Forget Rate Hikes, Ray Dalio Says QE4 Is Coming;

Warns World Is At The End Of Debt Supercycle


Note: We have posted several articles on Mr Dalio and his affirmative and endorsing opinions on gold allocation (at this present time in history) see here, plus we noted that his famous and highly successful Alpha Fund and their holdings of Gold within the fund being of the largest allocation.
 

Ray Dalio, founder of the $165bn hedge fund group Bridgewater Associates and the head of the world's largest hedge fund just relased a note in the last week to his clients.

He delivers one of his usual sermons about the economy as a perpetual motion machine, affected by central banks, and where interest rates are supposed to boost asset returns by being below "the rates of return of longer-term assets."

None of that is terribly exciting and it is in fitting with what Bridgewater has said for a long time (incidentally, it is curious that just over the weekend, the FT released a piece in which a "US asset manager warns over risk parity" which is what Bridgewater's bread and butter is all about).

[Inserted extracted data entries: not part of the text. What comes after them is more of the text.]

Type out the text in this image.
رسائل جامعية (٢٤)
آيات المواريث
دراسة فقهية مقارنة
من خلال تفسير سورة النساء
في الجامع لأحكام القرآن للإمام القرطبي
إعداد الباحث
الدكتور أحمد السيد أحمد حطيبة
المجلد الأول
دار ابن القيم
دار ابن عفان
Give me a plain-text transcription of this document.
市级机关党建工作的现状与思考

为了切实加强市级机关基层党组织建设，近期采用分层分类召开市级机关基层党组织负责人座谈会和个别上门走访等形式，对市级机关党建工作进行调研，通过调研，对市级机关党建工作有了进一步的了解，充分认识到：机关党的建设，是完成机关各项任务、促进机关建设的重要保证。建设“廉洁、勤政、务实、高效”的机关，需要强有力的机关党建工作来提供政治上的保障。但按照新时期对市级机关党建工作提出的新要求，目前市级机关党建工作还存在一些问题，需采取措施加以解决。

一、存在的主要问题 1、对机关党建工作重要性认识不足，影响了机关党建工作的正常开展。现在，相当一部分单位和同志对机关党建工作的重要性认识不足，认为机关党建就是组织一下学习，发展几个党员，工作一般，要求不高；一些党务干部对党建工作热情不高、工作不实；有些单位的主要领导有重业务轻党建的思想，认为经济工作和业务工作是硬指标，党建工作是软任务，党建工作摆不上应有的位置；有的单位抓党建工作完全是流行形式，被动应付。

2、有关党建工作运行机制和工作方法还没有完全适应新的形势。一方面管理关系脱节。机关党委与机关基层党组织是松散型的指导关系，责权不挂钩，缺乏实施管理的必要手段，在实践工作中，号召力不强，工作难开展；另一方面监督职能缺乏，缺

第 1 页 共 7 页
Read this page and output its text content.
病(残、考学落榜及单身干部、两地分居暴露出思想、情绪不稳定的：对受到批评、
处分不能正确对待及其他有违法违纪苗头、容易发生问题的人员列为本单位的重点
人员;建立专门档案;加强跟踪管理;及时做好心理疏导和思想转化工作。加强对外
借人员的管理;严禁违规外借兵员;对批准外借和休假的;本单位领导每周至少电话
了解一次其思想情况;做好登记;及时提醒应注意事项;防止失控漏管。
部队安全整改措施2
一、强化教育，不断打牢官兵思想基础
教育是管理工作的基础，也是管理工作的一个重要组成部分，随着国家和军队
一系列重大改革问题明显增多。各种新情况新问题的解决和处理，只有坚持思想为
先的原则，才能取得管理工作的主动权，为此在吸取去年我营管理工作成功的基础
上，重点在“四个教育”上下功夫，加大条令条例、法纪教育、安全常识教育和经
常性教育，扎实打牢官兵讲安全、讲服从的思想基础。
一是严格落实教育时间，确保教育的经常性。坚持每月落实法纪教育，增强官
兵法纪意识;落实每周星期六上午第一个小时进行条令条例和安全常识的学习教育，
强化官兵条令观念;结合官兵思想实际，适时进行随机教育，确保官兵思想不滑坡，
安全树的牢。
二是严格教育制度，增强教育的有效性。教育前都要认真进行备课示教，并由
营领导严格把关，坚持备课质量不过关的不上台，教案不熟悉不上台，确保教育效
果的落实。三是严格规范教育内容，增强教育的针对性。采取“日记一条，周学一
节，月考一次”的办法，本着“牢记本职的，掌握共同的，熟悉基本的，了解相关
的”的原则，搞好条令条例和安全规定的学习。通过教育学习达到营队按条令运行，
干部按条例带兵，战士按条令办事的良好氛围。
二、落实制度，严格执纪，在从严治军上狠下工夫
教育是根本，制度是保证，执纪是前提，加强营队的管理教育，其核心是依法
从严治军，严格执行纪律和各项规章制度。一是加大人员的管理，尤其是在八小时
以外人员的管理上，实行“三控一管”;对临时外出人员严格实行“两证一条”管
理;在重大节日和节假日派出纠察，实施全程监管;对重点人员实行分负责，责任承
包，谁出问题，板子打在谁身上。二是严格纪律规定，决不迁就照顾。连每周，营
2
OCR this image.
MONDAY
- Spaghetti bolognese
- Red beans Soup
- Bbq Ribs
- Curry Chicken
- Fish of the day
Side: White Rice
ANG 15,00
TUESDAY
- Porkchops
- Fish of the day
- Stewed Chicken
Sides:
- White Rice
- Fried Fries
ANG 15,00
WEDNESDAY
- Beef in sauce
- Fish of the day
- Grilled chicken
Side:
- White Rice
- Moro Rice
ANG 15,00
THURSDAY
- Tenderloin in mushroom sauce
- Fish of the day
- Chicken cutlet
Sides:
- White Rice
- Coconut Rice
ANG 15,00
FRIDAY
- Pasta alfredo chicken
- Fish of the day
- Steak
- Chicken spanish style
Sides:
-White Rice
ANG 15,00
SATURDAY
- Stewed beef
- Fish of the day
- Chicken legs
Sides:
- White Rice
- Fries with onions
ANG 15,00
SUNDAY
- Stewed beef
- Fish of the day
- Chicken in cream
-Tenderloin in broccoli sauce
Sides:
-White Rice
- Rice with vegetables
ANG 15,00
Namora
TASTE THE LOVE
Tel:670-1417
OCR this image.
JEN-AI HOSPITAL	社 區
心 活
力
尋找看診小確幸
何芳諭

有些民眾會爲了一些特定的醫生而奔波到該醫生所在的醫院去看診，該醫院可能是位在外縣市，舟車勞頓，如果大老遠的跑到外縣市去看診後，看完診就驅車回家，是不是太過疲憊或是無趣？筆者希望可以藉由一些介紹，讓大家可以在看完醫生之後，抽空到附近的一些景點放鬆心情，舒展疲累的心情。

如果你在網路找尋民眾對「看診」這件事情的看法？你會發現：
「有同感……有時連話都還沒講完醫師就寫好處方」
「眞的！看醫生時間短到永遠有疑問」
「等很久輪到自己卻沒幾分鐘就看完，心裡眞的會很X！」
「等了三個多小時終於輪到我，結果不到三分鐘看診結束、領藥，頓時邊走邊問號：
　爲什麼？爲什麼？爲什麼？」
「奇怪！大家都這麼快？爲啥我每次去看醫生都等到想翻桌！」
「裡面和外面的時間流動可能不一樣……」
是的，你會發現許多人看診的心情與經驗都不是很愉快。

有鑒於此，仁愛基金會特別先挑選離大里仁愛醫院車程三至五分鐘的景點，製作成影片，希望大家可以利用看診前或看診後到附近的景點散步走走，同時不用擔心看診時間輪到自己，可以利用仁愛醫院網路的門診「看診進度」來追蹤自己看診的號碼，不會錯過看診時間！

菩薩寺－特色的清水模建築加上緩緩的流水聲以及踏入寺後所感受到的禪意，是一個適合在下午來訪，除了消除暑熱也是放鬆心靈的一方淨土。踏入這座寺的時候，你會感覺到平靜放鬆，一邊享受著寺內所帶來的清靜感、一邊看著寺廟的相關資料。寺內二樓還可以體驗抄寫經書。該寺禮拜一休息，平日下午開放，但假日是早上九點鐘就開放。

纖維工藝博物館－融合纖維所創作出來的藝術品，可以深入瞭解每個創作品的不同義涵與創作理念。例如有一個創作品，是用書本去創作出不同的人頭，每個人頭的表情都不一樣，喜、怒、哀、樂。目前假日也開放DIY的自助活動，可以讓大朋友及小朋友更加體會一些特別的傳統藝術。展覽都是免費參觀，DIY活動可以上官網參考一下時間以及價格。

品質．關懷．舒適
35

What is exciting is the following part:

That's where we find ourselves now—i.e., interest rates around the world are at or near 0%, spreads are relatively narrow (because asset prices have been pushed up) and debt levels are high.  As a result, the ability of central banks to ease is limited, at a time when the risks are more on the downside than the upside and most people have a dangerous long bias.  Said differently, the risks of the world being at or near the end of its long-term debt cycle are significant !

That is what we are most focused on.  We believe that is more important than the cyclical influences that the Fed is apparently paying more attention to.

While we don't know if we have just passed the key turning point, we think that it should now be apparent that the risks of deflationary contractions are increasing relative to the risks of inflationary expansion because of these secular forces.  These long-term debt cycle forces are clearly having big effects on China, oil producers, and emerging countries which are overly indebted in dollars and holding a huge amount of dollar assets—at the same time as the world is holding large leveraged long positions.

 

While, in our opinion, the Fed has over-emphasized the importance of the "cyclical" (i.e., the short-term debt/business cycle) and underweighted the importance of the "secular" (i.e., the long-term debt/supercycle), they will react to what happens.  Our risk is that they could be so committed to their highly advertised tightening path that it will be difficult for them to change to a significantly easier path if that should be required.

Leading to the conclusion that "We Believe That the Next Big Fed Move Will Be to Ease (Via QE) Rather Than to Tighten"

 

He shared a table which showed that the average tightening over the past 100 years was 4.4% and pointed out that the smallest was 0.5% in 1936, the same year that the U. S. was undergoing a deleveraging of the long term debt cycle.

He reiterated

“To be clear, while we might see a tiny tightening akin to what was experienced in 1936, we doubt that we will see anything much larger before we see a major easing via QE,” he wrote.